Again, not the most elegant, but it works. Now, we’ve just got to put it all together. I hit one more snag along the way, which was that the original matrix was getting manipulated as I passed it through the functions. So, to solve that I begin by making three copies of the matrix to pass through each function. Then, I put each of those checkers into an array and see if each function return true.

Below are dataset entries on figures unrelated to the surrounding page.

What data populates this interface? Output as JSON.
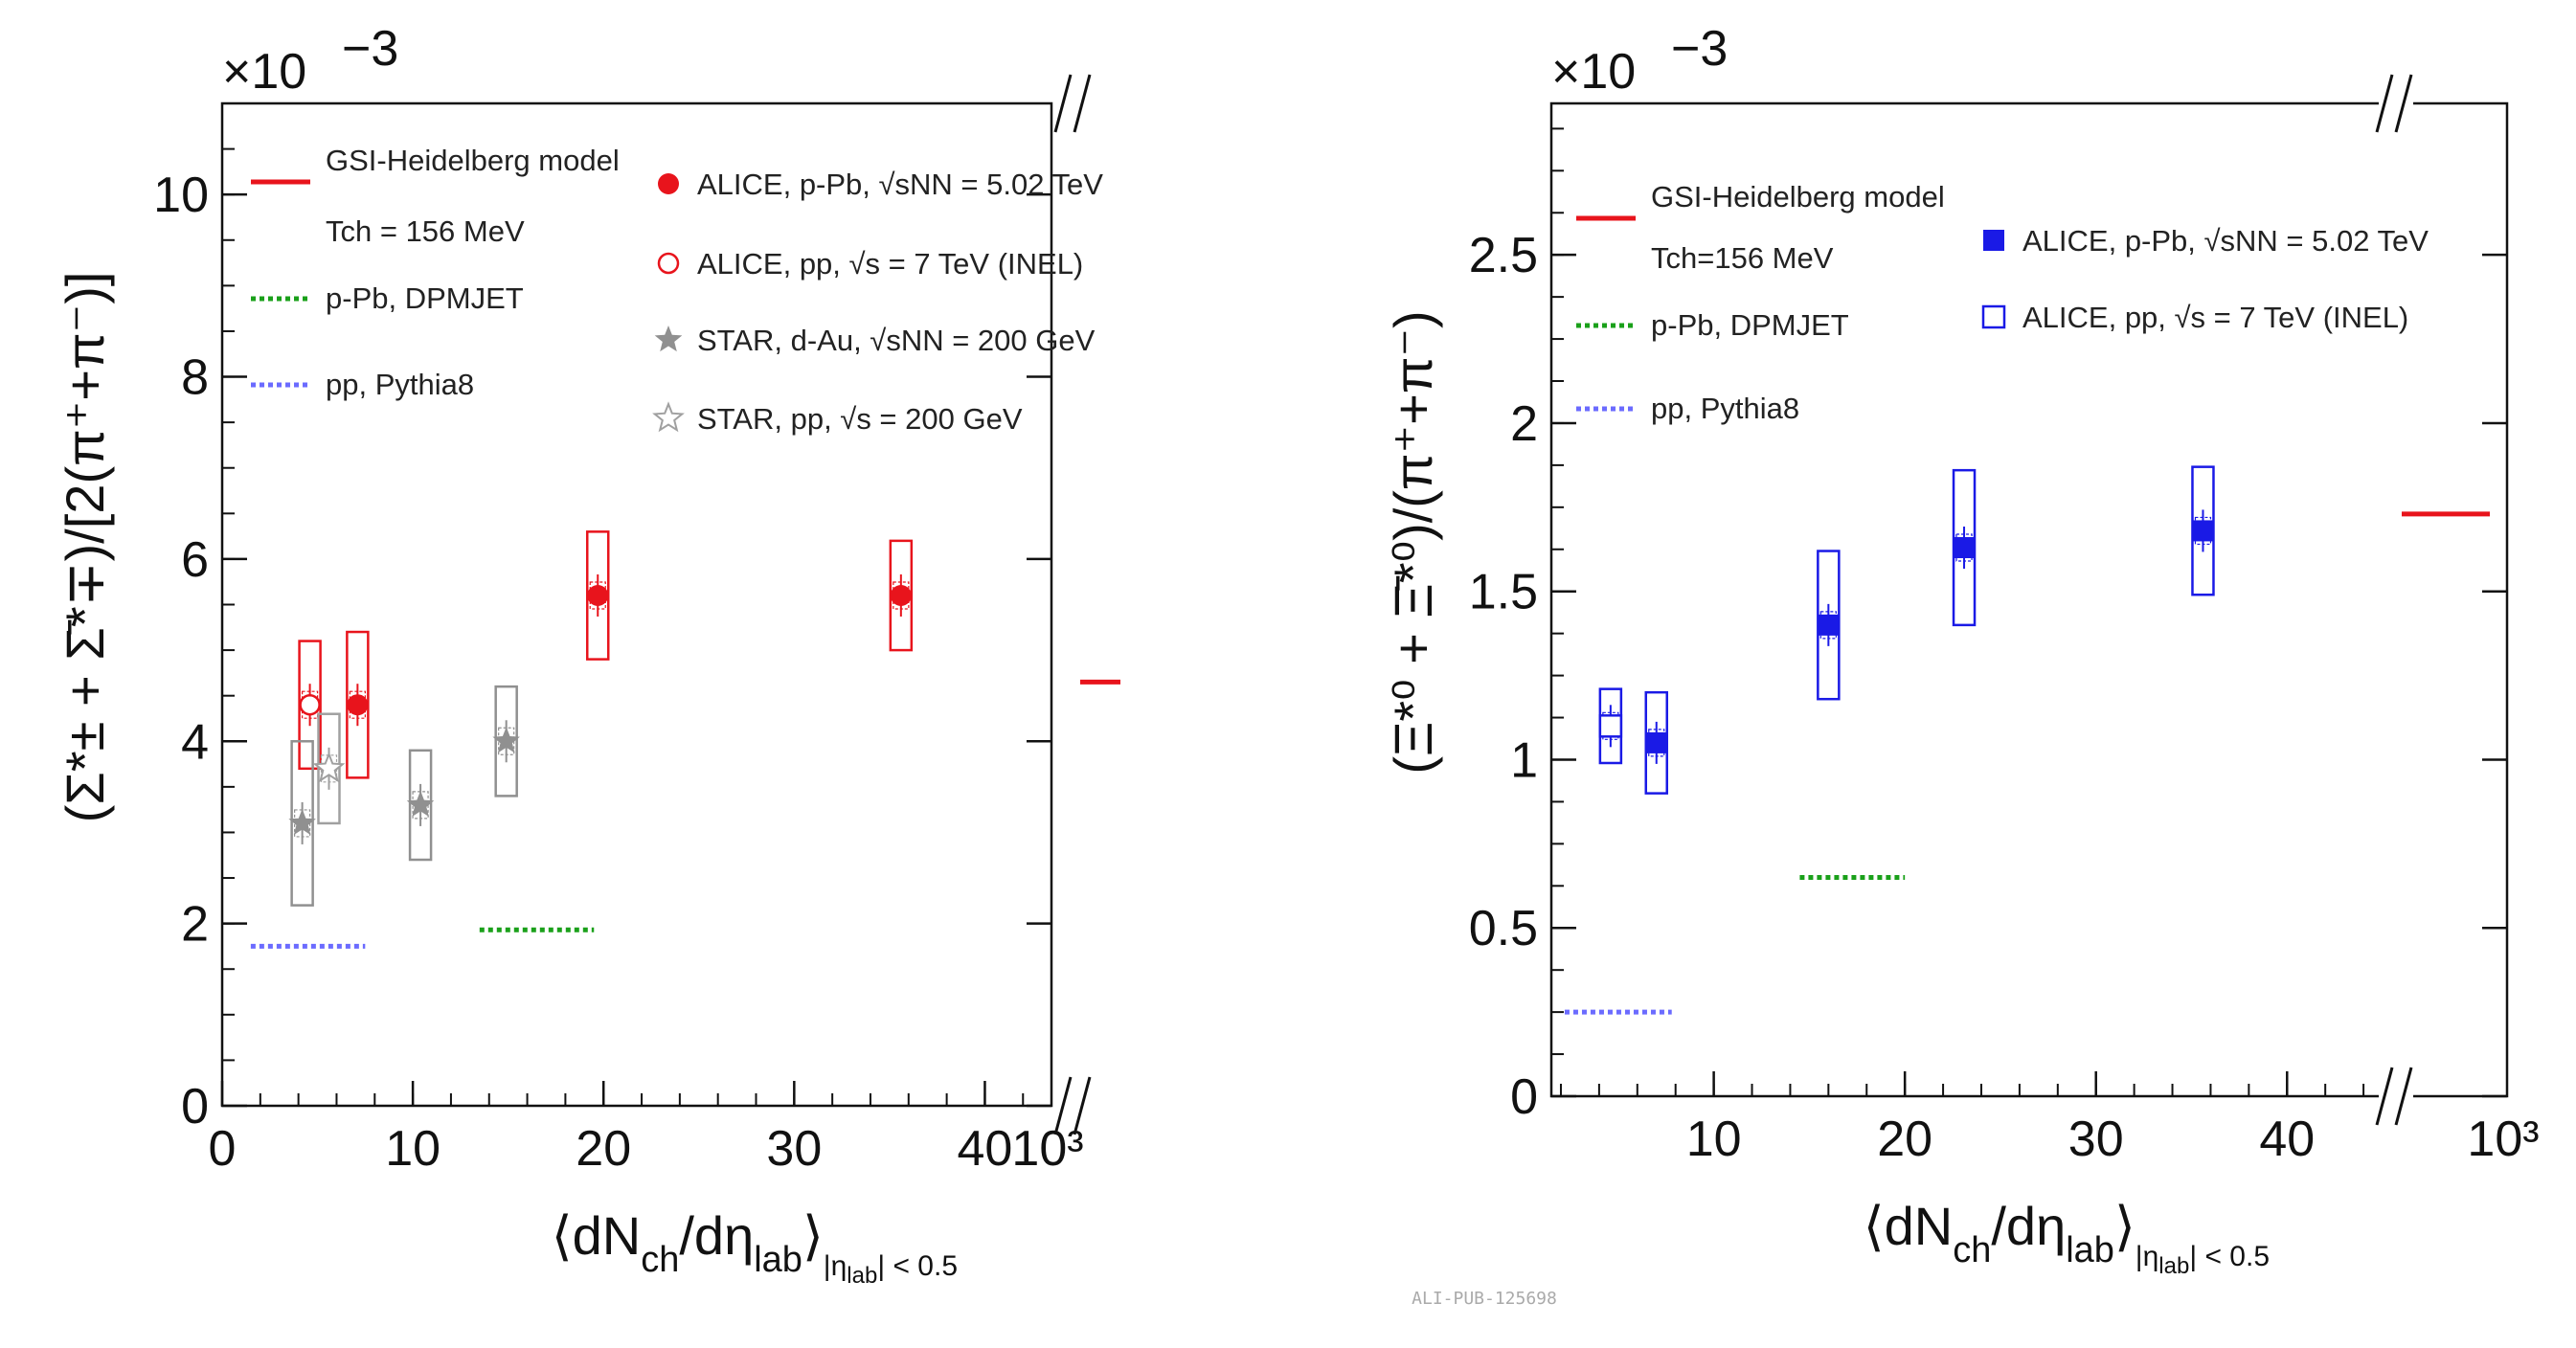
{
  "watermark": "ALI-PUB-125698",
  "chart_data": [
    {
      "type": "scatter",
      "id": "left",
      "scale_label": "×10",
      "scale_exponent": "−3",
      "ylabel_main": "(Σ*± + Σ̄*∓)/[2(π⁺+π⁻)]",
      "ylabel": "(Σ*± + Σ̄*∓)/[2(π⁺+π⁻)]",
      "xlabel": "⟨dNch/dηlab⟩|ηlab| < 0.5",
      "xlabel_main": "⟨dN",
      "xlabel_sub1": "ch",
      "xlabel_mid": "/dη",
      "xlabel_sub2": "lab",
      "xlabel_close": "⟩",
      "xlabel_cond": "|η",
      "xlabel_cond_sub": "lab",
      "xlabel_cond_end": "| < 0.5",
      "xlim": [
        0,
        45
      ],
      "ylim": [
        0,
        11
      ],
      "x_ticks": [
        {
          "v": 0,
          "t": "0"
        },
        {
          "v": 10,
          "t": "10"
        },
        {
          "v": 20,
          "t": "20"
        },
        {
          "v": 30,
          "t": "30"
        },
        {
          "v": 40,
          "t": "40"
        }
      ],
      "x_break_label": "10³",
      "y_ticks": [
        {
          "v": 0,
          "t": "0"
        },
        {
          "v": 2,
          "t": "2"
        },
        {
          "v": 4,
          "t": "4"
        },
        {
          "v": 6,
          "t": "6"
        },
        {
          "v": 8,
          "t": "8"
        },
        {
          "v": 10,
          "t": "10"
        }
      ],
      "series": [
        {
          "name": "ALICE, p-Pb, √sNN = 5.02 TeV",
          "color": "#e8141c",
          "marker": "circle-filled",
          "points": [
            {
              "x": 7.1,
              "y": 4.4,
              "syst": [
                3.6,
                5.2
              ]
            },
            {
              "x": 19.7,
              "y": 5.6,
              "syst": [
                4.9,
                6.3
              ]
            },
            {
              "x": 35.6,
              "y": 5.6,
              "syst": [
                5.0,
                6.2
              ]
            }
          ]
        },
        {
          "name": "ALICE, pp, √s = 7 TeV (INEL)",
          "color": "#e8141c",
          "marker": "circle-open",
          "points": [
            {
              "x": 4.6,
              "y": 4.4,
              "syst": [
                3.7,
                5.1
              ]
            }
          ]
        },
        {
          "name": "STAR, d-Au, √sNN = 200 GeV",
          "color": "#909090",
          "marker": "star-filled",
          "points": [
            {
              "x": 4.2,
              "y": 3.1,
              "syst": [
                2.2,
                4.0
              ]
            },
            {
              "x": 10.4,
              "y": 3.3,
              "syst": [
                2.7,
                3.9
              ]
            },
            {
              "x": 14.9,
              "y": 4.0,
              "syst": [
                3.4,
                4.6
              ]
            }
          ]
        },
        {
          "name": "STAR, pp, √s = 200 GeV",
          "color": "#a0a0a0",
          "marker": "star-open",
          "points": [
            {
              "x": 5.6,
              "y": 3.7,
              "syst": [
                3.1,
                4.3
              ]
            }
          ]
        }
      ],
      "bands": [
        {
          "name": "GSI-Heidelberg model",
          "line2": "Tch = 156 MeV",
          "color": "#e8141c",
          "style": "solid",
          "x": [
            44.5,
            47
          ],
          "y": 4.65,
          "at_break": true
        },
        {
          "name": "p-Pb, DPMJET",
          "color": "#1aa01a",
          "style": "dotted",
          "x": [
            13.5,
            19.5
          ],
          "y": 1.93
        },
        {
          "name": "pp, Pythia8",
          "color": "#6b6bff",
          "style": "dotted",
          "x": [
            1.5,
            7.5
          ],
          "y": 1.75
        }
      ],
      "legend": {
        "model_col": [
          {
            "label": "GSI-Heidelberg model",
            "line2": "Tch = 156 MeV"
          },
          {
            "label": "p-Pb, DPMJET"
          },
          {
            "label": "pp, Pythia8"
          }
        ],
        "data_col": [
          {
            "label": "ALICE, p-Pb, √sNN = 5.02 TeV"
          },
          {
            "label": "ALICE, pp, √s = 7 TeV (INEL)"
          },
          {
            "label": "STAR, d-Au, √sNN = 200 GeV"
          },
          {
            "label": "STAR, pp, √s = 200 GeV"
          }
        ]
      }
    },
    {
      "type": "scatter",
      "id": "right",
      "scale_label": "×10",
      "scale_exponent": "−3",
      "ylabel_main": "(Ξ*⁰ + Ξ̄*⁰)/(π⁺+π⁻)",
      "ylabel": "(Ξ*⁰ + Ξ̄*⁰)/(π⁺+π⁻)",
      "xlabel": "⟨dNch/dηlab⟩|ηlab| < 0.5",
      "xlabel_main": "⟨dN",
      "xlabel_sub1": "ch",
      "xlabel_mid": "/dη",
      "xlabel_sub2": "lab",
      "xlabel_close": "⟩",
      "xlabel_cond": "|η",
      "xlabel_cond_sub": "lab",
      "xlabel_cond_end": "| < 0.5",
      "xlim": [
        1.5,
        46
      ],
      "ylim": [
        0,
        2.95
      ],
      "x_ticks": [
        {
          "v": 10,
          "t": "10"
        },
        {
          "v": 20,
          "t": "20"
        },
        {
          "v": 30,
          "t": "30"
        },
        {
          "v": 40,
          "t": "40"
        }
      ],
      "x_break_label": "10³",
      "y_ticks": [
        {
          "v": 0,
          "t": "0"
        },
        {
          "v": 0.5,
          "t": "0.5"
        },
        {
          "v": 1,
          "t": "1"
        },
        {
          "v": 1.5,
          "t": "1.5"
        },
        {
          "v": 2,
          "t": "2"
        },
        {
          "v": 2.5,
          "t": "2.5"
        }
      ],
      "series": [
        {
          "name": "ALICE, p-Pb, √sNN = 5.02 TeV",
          "color": "#1a1ae6",
          "marker": "square-filled",
          "points": [
            {
              "x": 7.0,
              "y": 1.05,
              "syst": [
                0.9,
                1.2
              ]
            },
            {
              "x": 16.0,
              "y": 1.4,
              "syst": [
                1.18,
                1.62
              ]
            },
            {
              "x": 23.1,
              "y": 1.63,
              "syst": [
                1.4,
                1.86
              ]
            },
            {
              "x": 35.6,
              "y": 1.68,
              "syst": [
                1.49,
                1.87
              ]
            }
          ]
        },
        {
          "name": "ALICE, pp, √s = 7 TeV (INEL)",
          "color": "#1a1ae6",
          "marker": "square-open",
          "points": [
            {
              "x": 4.6,
              "y": 1.1,
              "syst": [
                0.99,
                1.21
              ]
            }
          ]
        }
      ],
      "bands": [
        {
          "name": "GSI-Heidelberg model",
          "line2": "Tch=156 MeV",
          "color": "#e8141c",
          "style": "solid",
          "x": [
            44.5,
            47
          ],
          "y": 1.73,
          "at_break": true
        },
        {
          "name": "p-Pb, DPMJET",
          "color": "#1aa01a",
          "style": "dotted",
          "x": [
            14.5,
            20
          ],
          "y": 0.65
        },
        {
          "name": "pp, Pythia8",
          "color": "#6b6bff",
          "style": "dotted",
          "x": [
            2.2,
            7.8
          ],
          "y": 0.25
        }
      ],
      "legend": {
        "model_col": [
          {
            "label": "GSI-Heidelberg model",
            "line2": "Tch=156 MeV"
          },
          {
            "label": "p-Pb, DPMJET"
          },
          {
            "label": "pp, Pythia8"
          }
        ],
        "data_col": [
          {
            "label": "ALICE, p-Pb, √sNN = 5.02 TeV"
          },
          {
            "label": "ALICE, pp, √s = 7 TeV (INEL)"
          }
        ]
      }
    }
  ]
}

If so, then the result is a winner!

```
function validSudoku (matrix) {
const copy1 = [...matrix.map(arr => [...arr])]
const copy2 = [...matrix.map(arr => [...arr])]
const copy3 = [...matrix.map(arr => [...arr])]
const checker = [
checkRows(copy1),
checkColumns(copy2),
checkBoxes(copy3)
]
if (checker.every(seq => seq)){
return "Winner"
} else {
return "Please try again"
}
}
console.log(validSudoku(CORRECT_SUDOKU)) // => "Winner"
console.log(validSudoku(INCORRECT_SUDOKU)) // => "Please try again"
```

And there we go! A functional sudoku answer validator. Again, not the most elegant. Clearly, there are ways to maximize loops and/or iterators to improve the creation of the box matrix, and I also could have included a way to return false as soon as an invalid sequence is hit, but this is functional and I need to move on to the next thing.